Dictionaries are also declared in curly braces. They associate values to keys:

d = {'key1': 'value1', 'key2': 'value2'}
type(d)
dict

The key/value pairs are unique:

{'key1': 'value1', 'key2': 'value2', 'key1': 'value1'}
{'key1': 'value1', 'key2': 'value2'}

They are unordered:

{'a': 1, 'b': 2} == {'b': 2, 'a': 1}
True

Consequently, the pairs themselves cannot be indexed:

d[0]
---------------------------------------------------------------------------
KeyError                                  Traceback (most recent call last)
Cell In[419], line 1
----> 1 d[0]

KeyError: 0

However, you can access values from their keys:

D = {'c': 1, 'a': 3, 'b': 2}
D['b']
2

or:

D.get('b')
2

There are methods to get the items (the pairs), the values, or the keys:

D.items()
dict_items([('c', 1), ('a', 3), ('b', 2)])
D.values()
dict_values([1, 3, 2])
D.keys()
dict_keys(['c', 'a', 'b'])

To return a sorted list of keys:

sorted(D)
['a', 'b', 'c']

You can create empty dictionaries:

E = {}
type(E)
dict

Dictionaries are mutable, so you can add, remove, or replace items.

Let’s add an item to our empty dictionary E:

E['author'] = 'Proust'
print(E)
{'author': 'Proust'}

We can add another one:

E['title'] = 'In search of lost time'
print(E)
{'author': 'Proust', 'title': 'In search of lost time'}

We can modify one:

E['author'] = 'Marcel Proust'
E
{'author': 'Marcel Proust', 'title': 'In search of lost time'}

Your turn:

Add a third item to E with the number of volumes.

We can also remove items:

E.pop('author')
print(E)
{'title': 'In search of lost time'}

or:

del E['title']
print(E)
{}

Dictionaries are declared in curly braces. They are mutable and unordered collections of unique key/value pairs. They play the role of an associative array.

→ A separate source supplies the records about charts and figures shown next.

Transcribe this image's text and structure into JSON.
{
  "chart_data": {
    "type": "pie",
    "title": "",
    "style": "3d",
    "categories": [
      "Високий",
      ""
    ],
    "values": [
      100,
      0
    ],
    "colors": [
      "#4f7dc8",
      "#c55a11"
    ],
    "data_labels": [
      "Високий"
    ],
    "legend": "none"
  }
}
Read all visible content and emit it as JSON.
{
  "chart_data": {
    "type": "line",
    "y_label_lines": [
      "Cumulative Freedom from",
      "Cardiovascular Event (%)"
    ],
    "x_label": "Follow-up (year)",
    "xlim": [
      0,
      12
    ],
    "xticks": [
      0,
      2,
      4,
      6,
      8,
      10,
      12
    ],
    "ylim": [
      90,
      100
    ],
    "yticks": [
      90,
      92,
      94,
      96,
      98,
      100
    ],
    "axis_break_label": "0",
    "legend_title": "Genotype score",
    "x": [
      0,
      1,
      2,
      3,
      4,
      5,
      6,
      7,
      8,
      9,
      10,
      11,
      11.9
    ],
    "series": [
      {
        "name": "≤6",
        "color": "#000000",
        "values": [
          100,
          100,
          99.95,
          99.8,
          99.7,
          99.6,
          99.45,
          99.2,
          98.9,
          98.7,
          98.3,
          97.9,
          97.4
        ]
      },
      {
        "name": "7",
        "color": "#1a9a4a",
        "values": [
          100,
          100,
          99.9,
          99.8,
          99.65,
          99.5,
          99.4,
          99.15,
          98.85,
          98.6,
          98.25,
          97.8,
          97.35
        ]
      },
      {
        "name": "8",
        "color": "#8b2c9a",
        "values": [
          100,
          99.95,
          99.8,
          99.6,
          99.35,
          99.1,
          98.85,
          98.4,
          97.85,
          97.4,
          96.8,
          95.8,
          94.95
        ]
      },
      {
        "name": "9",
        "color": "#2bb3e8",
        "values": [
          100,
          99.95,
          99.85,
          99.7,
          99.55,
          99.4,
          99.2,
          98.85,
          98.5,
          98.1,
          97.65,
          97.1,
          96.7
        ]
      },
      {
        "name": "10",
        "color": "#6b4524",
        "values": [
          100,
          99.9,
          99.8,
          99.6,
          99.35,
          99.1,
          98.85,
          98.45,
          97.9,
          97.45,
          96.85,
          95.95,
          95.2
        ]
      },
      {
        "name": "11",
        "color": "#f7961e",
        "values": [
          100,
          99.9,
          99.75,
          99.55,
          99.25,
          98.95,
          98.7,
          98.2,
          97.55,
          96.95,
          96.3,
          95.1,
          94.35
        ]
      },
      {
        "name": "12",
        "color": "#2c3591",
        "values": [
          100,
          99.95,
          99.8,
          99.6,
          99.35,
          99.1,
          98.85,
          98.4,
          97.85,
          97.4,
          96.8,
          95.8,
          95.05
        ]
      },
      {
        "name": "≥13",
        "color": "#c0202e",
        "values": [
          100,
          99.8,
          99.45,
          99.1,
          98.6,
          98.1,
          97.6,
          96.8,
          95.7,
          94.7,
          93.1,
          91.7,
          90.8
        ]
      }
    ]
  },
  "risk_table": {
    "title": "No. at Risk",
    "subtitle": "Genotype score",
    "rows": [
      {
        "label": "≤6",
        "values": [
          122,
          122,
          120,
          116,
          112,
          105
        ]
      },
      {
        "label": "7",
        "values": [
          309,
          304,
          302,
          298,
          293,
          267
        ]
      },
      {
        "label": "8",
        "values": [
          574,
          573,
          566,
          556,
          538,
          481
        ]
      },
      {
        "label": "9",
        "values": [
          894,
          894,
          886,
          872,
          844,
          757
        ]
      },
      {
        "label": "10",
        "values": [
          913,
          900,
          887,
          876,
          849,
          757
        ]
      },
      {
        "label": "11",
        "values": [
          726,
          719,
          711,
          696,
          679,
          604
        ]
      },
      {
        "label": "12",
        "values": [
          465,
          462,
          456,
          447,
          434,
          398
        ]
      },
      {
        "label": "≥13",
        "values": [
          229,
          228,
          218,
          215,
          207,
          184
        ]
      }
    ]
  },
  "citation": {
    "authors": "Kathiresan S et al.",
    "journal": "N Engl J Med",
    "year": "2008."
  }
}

Conversion between collections

From tuple to list:

list((3, 8, 1))
[3, 8, 1]

From tuple to set:

set((3, 2, 3, 3))
{2, 3}

From list to tuple:

tuple([3, 1, 4])
(3, 1, 4)

From list to set:

set(['a', 2, 4])
{2, 4, 'a'}

From set to tuple:

tuple({2, 3})
(2, 3)

From set to list:

list({2, 3})
[2, 3]

Collections module

Python has a built-in collections module providing the additional much more niche data structures: deque, defaultdict, namedtuple, OrderedDict, Counter, ChainMap, UserDict, UserList, and UserList.